Why were they worth writing about? Because they both contributed
hugely to New Zealand's political history with their 38 and 32 years
apiece in parliament. And they are link figures between the activism
of the Seddon years and the Savage years. But each was less of a
social engineer than any of the Labourites who followed. As The
State in New Zealand really argues, there is a seamlessness to state
activity that earlier New Zealand historians (myself included) did not
acknowledge. And there will be continue to be more
seamlessness to the reduction of the role of the State, despite the
probability of a Labour/Alliance government sometime in 1999, than
many supporters for that coalition expect.
What areas of New Zealand history do you believe are neglected or need
fresh attention and in which areas do you see yourself doing future
research and writing?
As you have guessed, I am passionate about New Zealand's largely
unwritten political history. I was reading Anthony Trollope's
autobiography recently and he makes the comment, apropos his decision
to stand for the Commons in 1868 as a Liberal, that he felt that to
sit in Parliament "should be the highest object of ambition to every
educated Englishman." Without having read his comments, something
akin to that feeling always propelled me on. Having had fifteen years in
politics, nine in government (six as a minister), and enjoying
writing, I felt that I ought to devote myself to that writing to
which I could bring the benefit of experience.
The more I have
written about our politics, the more gaps there appear to be. There
are no biographies of Massey, Forbes, Holland, Holyoake or Kirk.
Fraser, whom I am currently working on, has been largely ignored.
Think of it: fifty years of twentieth century political life without
a book on the prime minister of the day! We need a substantial study
of Seddon, too, although it will require someone with a real flair
for politics, because Seddon was - with the possible exception of
Fraser - our most artful practitioner.
There are second string PMs -
Hall-Jones, Mackenzie, Dillon Bell, Rowling - about whom virtually
nothing has been written.
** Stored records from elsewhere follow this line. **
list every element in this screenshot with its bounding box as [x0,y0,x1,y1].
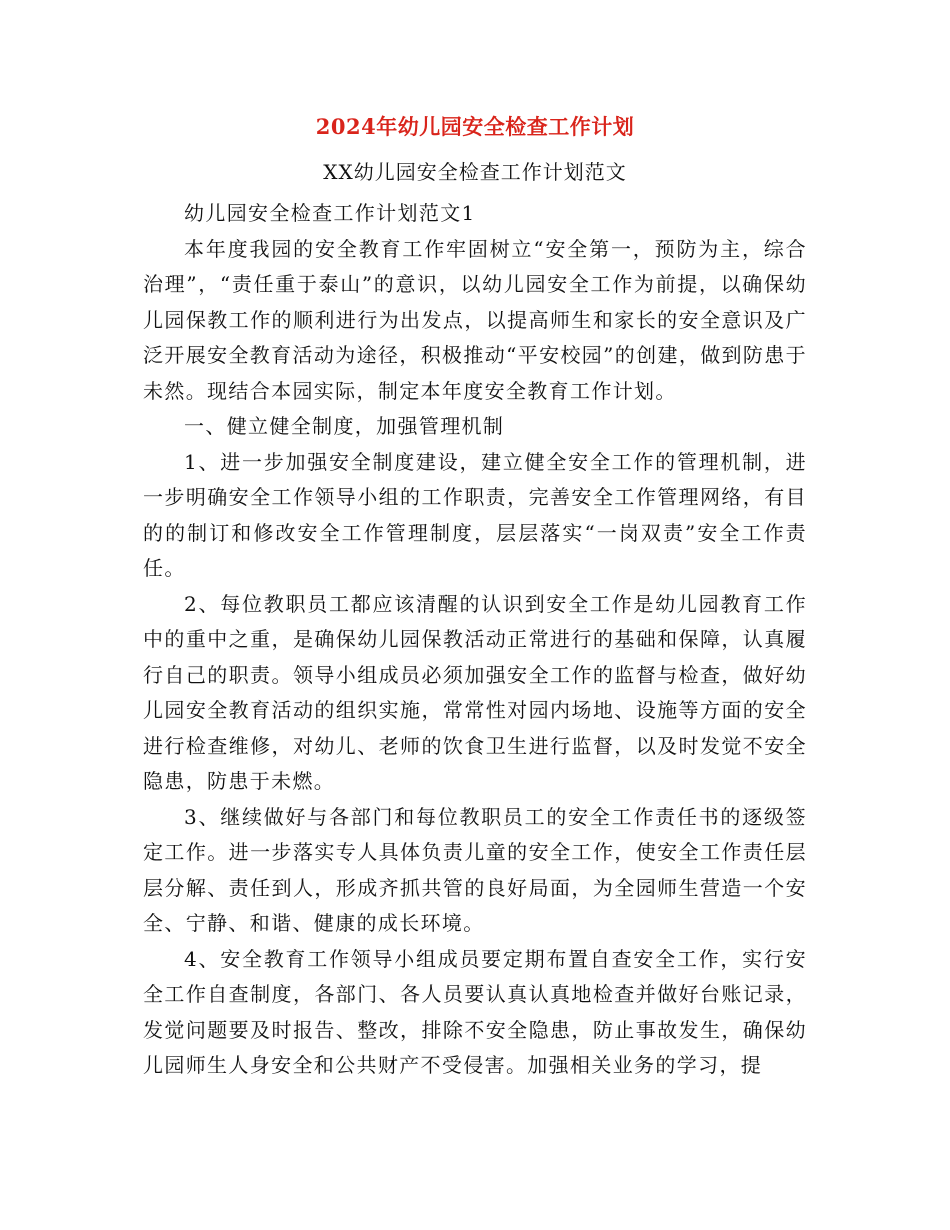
body-paragraph: 1、进一步加强安全制度建设，建立健全安全工作的管理机制，进一步明确安全工作领导小组的工作职责，完善安全工作管理网络，有目的的制订和修改安全工作管理制度，层层落实“一岗双责”安全工作责任。 [143,449,807,580]
section-heading: 幼儿园安全检查工作计划范文1 [184,201,476,225]
body-paragraph: 2、每位教职员工都应该清醒的认识到安全工作是幼儿园教育工作中的重中之重，是确保幼儿园保教活动正常进行的基础和保障，认真履行自己的职责。领导小组成员必须加强安全工作的监督与检查，做好幼儿园安全教育活动的组织实施，常常性对园内场地、设施等方面的安全进行检查维修，对幼儿、老师的饮食卫生进行监督，以及时发觉不安全隐患，防患于未燃。 [143,591,807,793]
body-paragraph: 4、安全教育工作领导小组成员要定期布置自查安全工作，实行安全工作自查制度，各部门、各人员要认真认真地检查并做好台账记录，发觉问题要及时报告、整改，排除不安全隐患，防止事故发生，确保幼儿园师生人身安全和公共财产不受侵害。加强相关业务的学习，提 [143,946,807,1077]
document-subtitle: XX幼儿园安全检查工作计划范文 [323,160,627,184]
section-heading: 一、健立健全制度，加强管理机制 [184,414,505,438]
body-paragraph: 本年度我园的安全教育工作牢固树立“安全第一，预防为主，综合治理”，“责任重于泰山”的意识，以幼儿园安全工作为前提，以确保幼儿园保教工作的顺利进行为出发点，以提高师生和家长的安全意识及广泛开展安全教育活动为途径，积极推动“平安校园”的创建，做到防患于未然。现结合本园实际，制定本年度安全教育工作计划。 [143,236,807,403]
document-body [143,196,807,1084]
body-paragraph: 3、继续做好与各部门和每位教职员工的安全工作责任书的逐级签定工作。进一步落实专人具体负责儿童的安全工作，使安全工作责任层层分解、责任到人，形成齐抓共管的良好局面，为全园师生营造一个安全、宁静、和谐、健康的成长环境。 [143,804,807,935]
document-title: 2024年幼儿园安全检查工作计划 [315,114,635,139]
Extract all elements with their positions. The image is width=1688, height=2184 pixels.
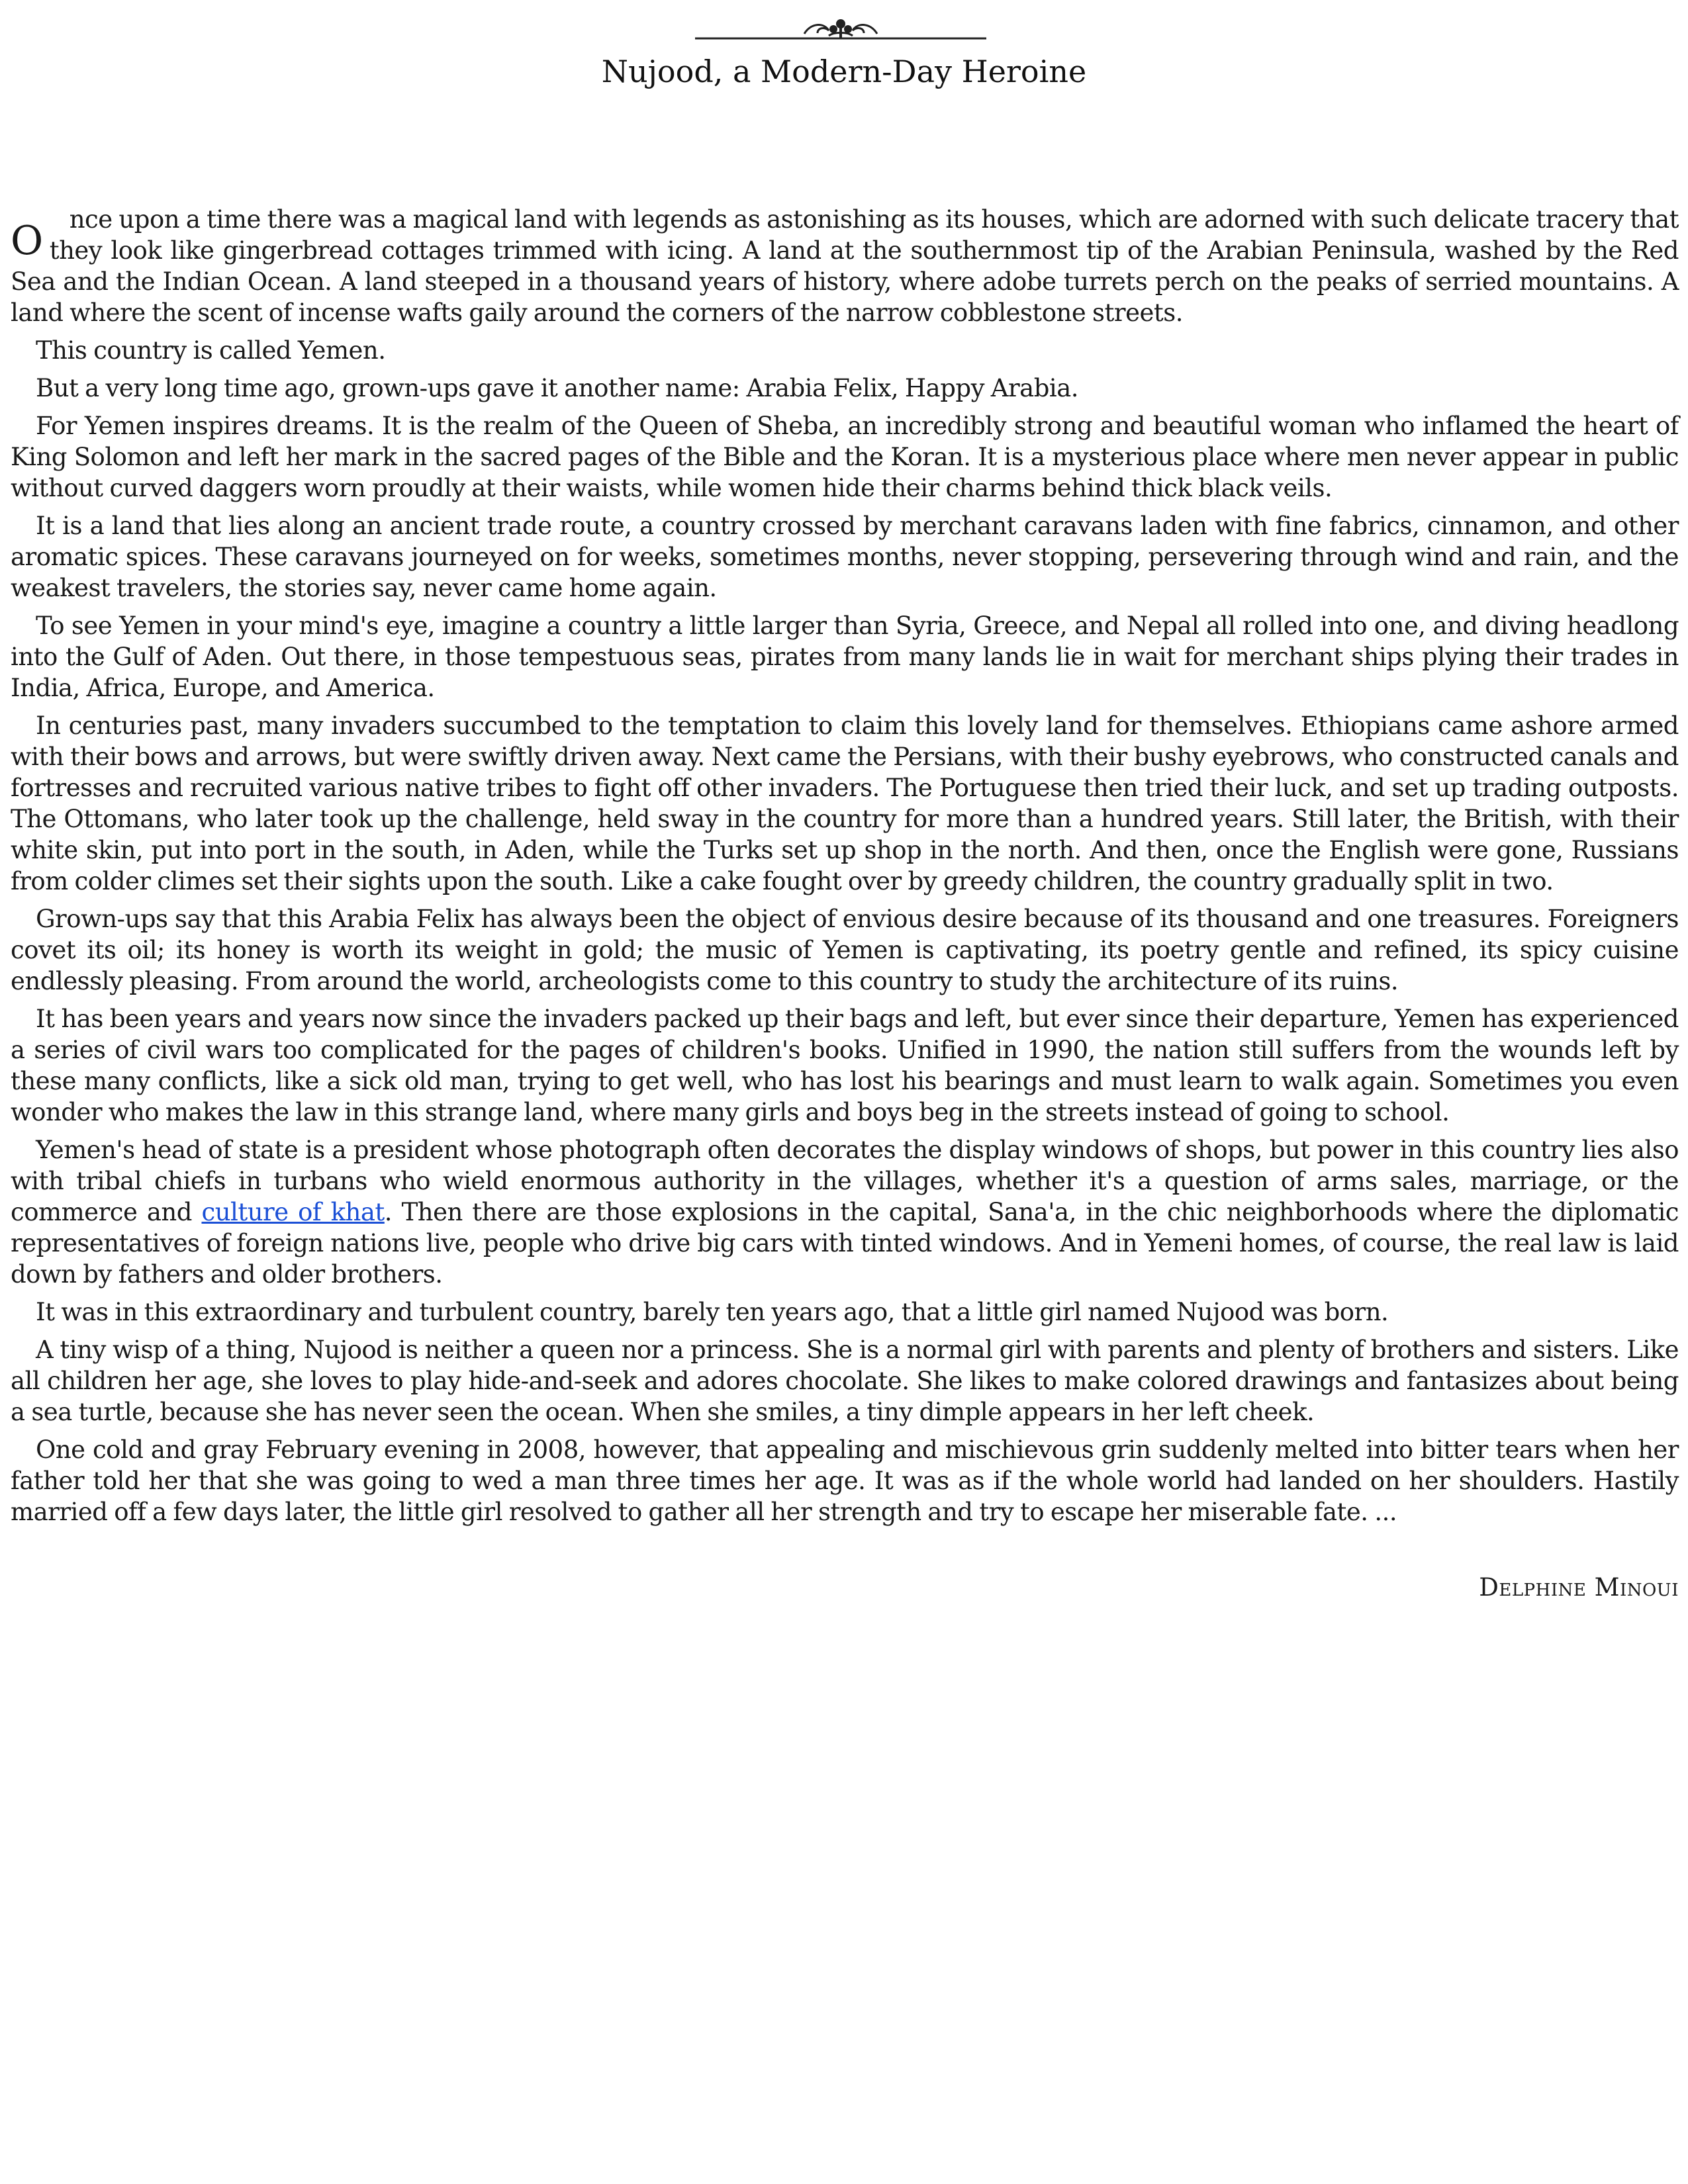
body-text <box>11 204 1679 1534</box>
khat-paragraph <box>11 1134 1679 1290</box>
paragraph: One cold and gray February evening in 2008, however, that appealing and mischievous grin suddenly melted into bitter tears when her father told her that she was going to wed a man three times her age. It was as if the whole world had landed on her shoulders. Hastily married off a few days later, the little girl resolved to gather all her strength and try to escape her miserable fate. ... <box>11 1435 1679 1526</box>
paragraph: In centuries past, many invaders succumbed to the temptation to claim this lovely land for themselves. Ethiopians came ashore armed with their bows and arrows, but were swiftly driven away. Next came the Persians, with their bushy eyebrows, who constructed canals and fortresses and recruited various native tribes to fight off other invaders. The Portuguese then tried their luck, and set up trading outposts. The Ottomans, who later took up the challenge, held sway in the country for more than a hundred years. Still later, the British, with their white skin, put into port in the south, in Aden, while the Turks set up shop in the north. And then, once the English were gone, Russians from colder climes set their sights upon the south. Like a cake fought over by greedy children, the country gradually split in two. <box>11 711 1679 895</box>
culture-of-khat-link[interactable]: culture of khat <box>201 1198 385 1226</box>
intro-paragraph <box>11 204 1679 328</box>
paragraph: To see Yemen in your mind's eye, imagine a country a little larger than Syria, Greece, and Nepal all rolled into one, and diving headlong into the Gulf of Aden. Out there, in those tempestuous seas, pirates from many lands lie in wait for merchant ships plying their trades in India, Africa, Europe, and America. <box>11 612 1679 702</box>
paragraph: Grown-ups say that this Arabia Felix has always been the object of envious desire because of its thousand and one treasures. Foreigners covet its oil; its honey is worth its weight in gold; the music of Yemen is captivating, its poetry gentle and refined, its spicy cuisine endlessly pleasing. From around the world, archeologists come to this country to study the architecture of its ruins. <box>11 905 1679 995</box>
paragraph: This country is called Yemen. <box>36 336 386 365</box>
chapter-title: Nujood, a Modern-Day Heroine <box>601 54 1087 89</box>
paragraph: For Yemen inspires dreams. It is the realm of the Queen of Sheba, an incredibly strong and beautiful woman who inflamed the heart of King Solomon and left her mark in the sacred pages of the Bible and the Koran. It is a mysterious place where men never appear in public without curved daggers worn proudly at their waists, while women hide their charms behind thick black veils. <box>11 412 1679 502</box>
paragraph: It has been years and years now since the invaders packed up their bags and left, but ever since their departure, Yemen has experienced a series of civil wars too complicated for the pages of children's books. Unified in 1990, the nation still suffers from the wounds left by these many conflicts, like a sick old man, trying to get well, who has lost his bearings and must learn to walk again. Sometimes you even wonder who makes the law in this strange land, where many girls and boys beg in the streets instead of going to school. <box>11 1005 1679 1126</box>
author-signature: Delphine Minoui <box>1479 1573 1679 1602</box>
drop-cap: O <box>11 218 43 264</box>
chapter-ornament-icon <box>688 12 993 44</box>
paragraph-text: . Then there are those explosions in the capital, Sana'a, in the chic neighborhoods where the diplomatic representatives of foreign nations live, people who drive big cars with tinted windows. And in Yemeni homes, of course, the real law is laid down by fathers and older brothers. <box>11 1198 1679 1289</box>
paragraph: But a very long time ago, grown-ups gave it another name: Arabia Felix, Happy Arabia. <box>36 374 1079 402</box>
paragraph: It was in this extraordinary and turbulent country, barely ten years ago, that a little girl named Nujood was born. <box>36 1298 1389 1326</box>
paragraph: It is a land that lies along an ancient trade route, a country crossed by merchant caravans laden with fine fabrics, cinnamon, and other aromatic spices. These caravans journeyed on for weeks, sometimes months, never stopping, persevering through wind and rain, and the weakest travelers, the stories say, never came home again. <box>11 512 1679 602</box>
paragraph: A tiny wisp of a thing, Nujood is neither a queen nor a princess. She is a normal girl with parents and plenty of brothers and sisters. Like all children her age, she loves to play hide-and-seek and adores chocolate. She likes to make colored drawings and fantasizes about being a sea turtle, because she has never seen the ocean. When she smiles, a tiny dimple appears in her left cheek. <box>11 1336 1679 1426</box>
paragraph-text: Yemen's head of state is a president whose photograph often decorates the display windows of shops, but power in this country lies also with tribal chiefs in turbans who wield enormous authority in the villages, whether it's a question of arms sales, marriage, or the commerce and <box>11 1136 1679 1226</box>
paragraph-text: nce upon a time there was a magical land with legends as astonishing as its houses, which are adorned with such delicate tracery that they look like gingerbread cottages trimmed with icing. A land at the southernmost tip of the Arabian Peninsula, washed by the Red Sea and the Indian Ocean. A land steeped in a thousand years of history, where adobe turrets perch on the peaks of serried mountains. A land where the scent of incense wafts gaily around the corners of the narrow cobblestone streets. <box>11 205 1679 327</box>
Kirk is a big gap: the last fervent
believer (with the quirky exception of Muldoon) in the omnipotence of
the State. I knew Kirk well, of course, and sat in his caucus,
taking copious notes. I have done only a partially satisfactory (in
my view) entry on him for the Dictionary of New Zealand Biography
(DBNZ). He is a complex figure worthy of
a big study. If only I was fifty instead of sixty, I would be
tempted to tackle him.
There are other jobs that badly need doing. Our academics have won
prizes for their work on Maori but it is my guess that much of their
work won't wear well over time. Their students, many of them working
in the Waitangi Industry, are producing some highly debatable stuff,
mainly because none of them (nor many of their teachers, I fear) seem
to have the foggiest idea about the political process, specifically
about what was possible in the middle and later parts of the
nineteenth century. I predict that there will be a huge revision of
the work that is currently being churned out by the Waitangi
Industry. Indeed, it could be on such a scale as to call into
question the basis of some of the settlements now taking place. At
the same time as many of today's claimants will be wanting to
re-visit these settlements in a few years time, hoping to squeeze
more out of the taxpayer, there will be a new breed of historian
coming on to the scene questioning whether they should have been
treated the way they were, first (or is it third?) time round. But
while I will continue to sit on the Tribunal, discomfiting some, I
don't see my dotage being spent in research in that area.
I have always said that I intended to write about the Fourth Labour
Government which will eventually be seen as the most radical break
with our statist tradition. A moment of nationhood where we began to
stand on our feet, for a change, instead of acting as though the
world owed us a living. That job I will do.